I believe that disabled people have so much to give and so much to teach from our lived experiences.  We have so much that our movements can learn from.  We have so much to learn from each other, cross-disability.  I believe that disability justice can be something that shifts and changes how we have been taught to organize; how we have been taught to move.  There are many different ways of moving through the world.  And the more I learn, the more mistakes I make, the more victories I have, the more time I take to reflect, center and listen to myself and those around me, the more I keep coming back to disability justice.

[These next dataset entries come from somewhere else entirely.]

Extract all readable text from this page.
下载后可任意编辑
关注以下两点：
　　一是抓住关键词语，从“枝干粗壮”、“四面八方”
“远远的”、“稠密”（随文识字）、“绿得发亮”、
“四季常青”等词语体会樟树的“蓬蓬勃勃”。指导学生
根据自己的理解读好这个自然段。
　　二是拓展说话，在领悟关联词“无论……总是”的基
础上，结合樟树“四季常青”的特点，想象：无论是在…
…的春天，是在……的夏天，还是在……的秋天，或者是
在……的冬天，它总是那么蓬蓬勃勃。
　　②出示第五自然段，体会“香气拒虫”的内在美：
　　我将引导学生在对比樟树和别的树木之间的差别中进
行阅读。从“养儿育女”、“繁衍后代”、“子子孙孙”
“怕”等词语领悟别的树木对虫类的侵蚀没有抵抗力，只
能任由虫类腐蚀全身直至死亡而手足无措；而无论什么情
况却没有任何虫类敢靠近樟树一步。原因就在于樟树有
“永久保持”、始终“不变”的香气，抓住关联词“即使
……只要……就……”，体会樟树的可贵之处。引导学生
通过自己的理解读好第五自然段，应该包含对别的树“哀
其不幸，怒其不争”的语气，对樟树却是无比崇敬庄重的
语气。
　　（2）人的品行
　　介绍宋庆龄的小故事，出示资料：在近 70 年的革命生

For so long I have tried to (been forced to) squeeze myself into ableist ways of doing things.  The way I thought about activism and the revolutionary body was never with disability at the center.  And I was so hungry for things that reflected me, that I settled for crumbs: a little queer here, a little people of color here, a little Asian here, a little feminist here, a little woman of color there.  And part of it was that I wasn’t raised by disabled parents and family members and the community I was raised in, though disability was everywhere you looked, never talked about disability—and certainly not in a political way.  And I was so used to doing without and being separated from pieces of myself—being cut right down the middle; having to survive on crumbs as a transracial and transnational adoptee of color, that I didn’t ask.  I didn’t say what I knew inside:  something is wrong.

And I was seduced by ableism, as we all are, as I still fight against.  The seduction of ableism is so strong, sold to us as so absolutely desirable that we don’t notice when there are no disabled people in our lives.  We don’t notice when we never have to think about disability and ableism.  In fact, we prefer it that way.  The seduction of being desirable—of even the possibility of being desirable—is enough to keep us hooked.  As I fight against the ableism inside of me, it at once forces me to shift and queer what desire means.  It at once forces me to shift and queer what I desire.  It forces me to shift and queer racist, gendered and capitalist notions of desire; of who and what is desirable.

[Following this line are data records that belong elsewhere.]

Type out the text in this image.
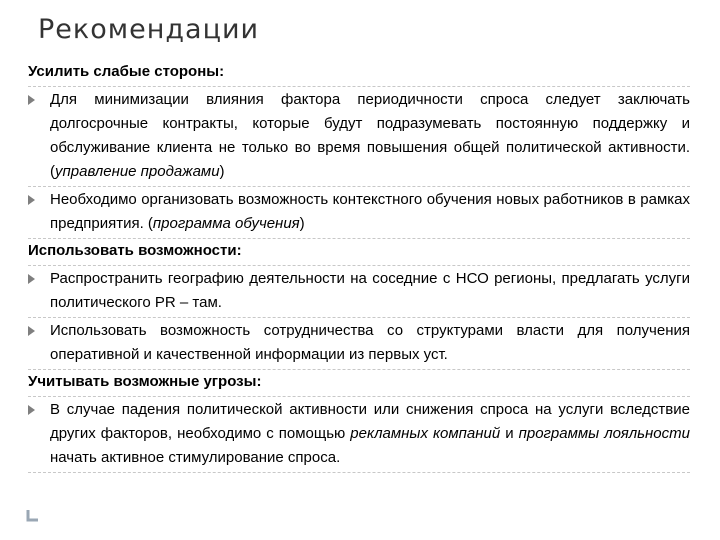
Рекомендации
Усилить слабые стороны:
Для минимизации влияния фактора периодичности спроса следует заключать долгосрочные контракты, которые будут подразумевать постоянную поддержку и обслуживание клиента не только во время повышения общей политической активности. (управление продажами)
Необходимо организовать возможность контекстного обучения новых работников в рамках предприятия. (программа обучения)
Использовать возможности:
Распространить географию деятельности на соседние с НСО регионы, предлагать услуги политического PR – там.
Использовать возможность сотрудничества со структурами власти для получения оперативной и качественной информации из первых уст.
Учитывать возможные угрозы:
В случае падения политической активности или снижения спроса на услуги вследствие других факторов, необходимо с помощью рекламных компаний и программы лояльности начать активное стимулирование спроса.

And as revolutionaries, I believe we have to shift and queer the kinds of revolutionary bodies, minds, thinking, and movements that we desire as well.

Most of us are beating down the door, trying to get in to have access to the skills, conversations, strategy and knowledge that is kept at the top/bottom of stairs, bound by language, locked by pace.  Most of us are aching for cross-movement work with an integrated anti-ableist analysis and commitment that includes (but doesn’t stop at) access; that understands access within a political framework.  Some of us have turned away completely—why should we fight to be a part of something that doesn’t even want us?  That doesn’t even include us?  That doesn’t even desire us—that doesn’t even know the first thing about how to desire us; about how we want to be desired?  Some of us will not or cannot turn away, because these are our people too, we are you and you are us—how can we be divided?  You are my people too, am I not yours?  So we have carved out ways that we can stay connected anyway we can, pushing for more; slowly and firmly.  And many of us have felt all of these at one time or another.  And all of us are doing our work: to survive, create, organize, fight, build community, build movement, and tell our stories.

Someday we will all look back at the segregation of our organizing and movements. How many cross-movement, social justice, multi-issue organizations, groups, collectives working for liberation would dare move forward with all men or with all whites?   Someday we will talk about the days long ago when non-disabled folks never included disabled people, politics, histories and legacies in their work.  Because it is our work, we are each other in so many ways.